The public perceives that during summer vacation teachers take vacation. The teacher-leader community perceives that we work – planning for the new year, attending and presenting at conferences, and the like.
I think the public perception is closer to the truth.
From May 24 until July 29, my time off, I have sixty-five days that I own. I’m committed to ten days of compensated work (and I hope to find some more). I’ll likely sprinkle in another ten days or so of uncompensated time planning for next year and maintaining my lab. So as it stands, I’m looking at forty-five free days this summer – more than six weeks.
When I hear teacher-leaders colleagues declare – usually in conferences or on Facebook – that we work in the summer it bothers me that the tone is universally negative and defensive. The terms Teacher Martyr and Teach Whiner jump to mind.
In a conference a presenter may speak in lofty terms, something like, “The public right now thinks we’re all out enjoying ourselves on vacation, but here we are showing our dedication to our profession on this June afternoon.” Lots of heads will nod in agreement or shake in despair.

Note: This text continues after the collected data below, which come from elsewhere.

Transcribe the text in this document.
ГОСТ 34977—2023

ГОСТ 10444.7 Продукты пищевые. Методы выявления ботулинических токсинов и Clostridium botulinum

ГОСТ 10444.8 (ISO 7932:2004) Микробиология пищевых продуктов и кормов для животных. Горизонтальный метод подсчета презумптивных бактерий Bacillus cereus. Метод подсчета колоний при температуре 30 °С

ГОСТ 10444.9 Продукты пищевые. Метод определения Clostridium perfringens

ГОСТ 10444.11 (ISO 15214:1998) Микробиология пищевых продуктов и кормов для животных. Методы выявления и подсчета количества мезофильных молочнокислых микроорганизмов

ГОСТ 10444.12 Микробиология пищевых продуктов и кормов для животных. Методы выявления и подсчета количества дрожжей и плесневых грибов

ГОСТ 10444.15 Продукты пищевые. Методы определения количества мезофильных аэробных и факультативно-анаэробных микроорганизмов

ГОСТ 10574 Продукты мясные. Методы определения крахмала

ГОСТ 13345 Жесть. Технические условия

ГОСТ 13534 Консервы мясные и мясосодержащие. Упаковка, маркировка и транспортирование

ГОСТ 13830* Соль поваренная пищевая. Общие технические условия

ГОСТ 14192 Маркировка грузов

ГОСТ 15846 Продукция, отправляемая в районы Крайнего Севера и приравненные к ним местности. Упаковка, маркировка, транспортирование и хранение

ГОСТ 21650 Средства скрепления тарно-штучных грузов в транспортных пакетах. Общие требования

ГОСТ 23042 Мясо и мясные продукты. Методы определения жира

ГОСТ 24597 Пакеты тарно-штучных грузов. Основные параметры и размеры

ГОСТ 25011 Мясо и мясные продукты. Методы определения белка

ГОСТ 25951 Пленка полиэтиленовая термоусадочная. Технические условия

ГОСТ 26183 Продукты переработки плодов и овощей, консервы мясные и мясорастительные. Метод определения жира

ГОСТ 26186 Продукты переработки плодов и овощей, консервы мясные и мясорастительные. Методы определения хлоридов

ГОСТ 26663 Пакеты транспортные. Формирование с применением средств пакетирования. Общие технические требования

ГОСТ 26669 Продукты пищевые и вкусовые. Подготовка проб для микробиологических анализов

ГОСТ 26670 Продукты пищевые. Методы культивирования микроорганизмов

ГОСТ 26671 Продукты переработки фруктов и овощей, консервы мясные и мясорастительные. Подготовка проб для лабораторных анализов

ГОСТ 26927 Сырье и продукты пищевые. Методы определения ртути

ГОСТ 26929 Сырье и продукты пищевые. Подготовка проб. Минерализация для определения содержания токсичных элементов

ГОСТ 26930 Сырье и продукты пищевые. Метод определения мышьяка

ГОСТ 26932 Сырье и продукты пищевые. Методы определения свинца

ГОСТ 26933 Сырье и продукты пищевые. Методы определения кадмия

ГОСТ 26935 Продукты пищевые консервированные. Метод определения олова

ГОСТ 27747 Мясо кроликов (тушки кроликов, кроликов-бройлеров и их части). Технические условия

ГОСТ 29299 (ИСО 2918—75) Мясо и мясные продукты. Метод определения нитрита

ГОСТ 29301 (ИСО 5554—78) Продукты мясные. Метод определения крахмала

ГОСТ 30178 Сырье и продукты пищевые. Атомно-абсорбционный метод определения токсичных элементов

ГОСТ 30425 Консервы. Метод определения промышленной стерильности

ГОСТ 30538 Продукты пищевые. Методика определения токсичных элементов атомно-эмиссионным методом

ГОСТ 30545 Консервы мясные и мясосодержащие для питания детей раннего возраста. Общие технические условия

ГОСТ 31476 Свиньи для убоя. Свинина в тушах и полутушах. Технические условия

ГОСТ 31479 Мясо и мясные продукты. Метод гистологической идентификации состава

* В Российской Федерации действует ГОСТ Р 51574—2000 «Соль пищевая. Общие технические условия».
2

On Facebook, there will be lots of cartoons. They usually feature a frazzled character telling us something like, “The next time someone tells you it must be nice to have summers off, tell them, “Oh really? If you think planning curriculum and going to in-services is vacation, than it’s just great!” Those cartoons always get a lot of likes, and “Too true” comments.
But in between the conference, which lasted six hours in an air-conditioned room and included lunch, and logging into Facebook at night, I’ll drive by the bridge they’re building near my house. The workers were on the job two hours before I left and will go on another hour after I get home. Their air is conditioned by the Tucson sun. They ate their lunch out of a metal box while sitting on a rock.
My conference was likely inspiring and transformational. I’m motivated and energized. I’m a better teacher. The construction workers are tired, sweaty, and sunburned. I’d be embarassed to say I’d been at work.
So where does the defensiveness of teachers come from? I have just as many people tell me that I deserve a break after nine months teaching. When someone is more sarcastic, I embrace that challenge, “You have no idea how good it is to have two months all my own. I’ll spend some time planning and learning, and still have tons left for personal projects, reading, and travel. It’s a great part of being a teacher.”
If someone claims I demean the profession by stating that summer vacation is a great part of teaching, I’d counter that it’s no more demeaning than stating that because I’m professionally active for twenty out of sixty-five days, I’m really not on vacation.
So, having made war, let me try to make peace. My twenty busy days this summer are less than average for me and less than many colleauges. And some colleagues do seem to be professionally engaged all summer long.
Most importantly, the work, oops, our summer professional activity moves the profession forward, and I don’t trivialize it at all.
And I’m happy to engage contrary opinions – preferably at poolside poolside this summer while enjoying an adult beverage after our conference breaks for the day.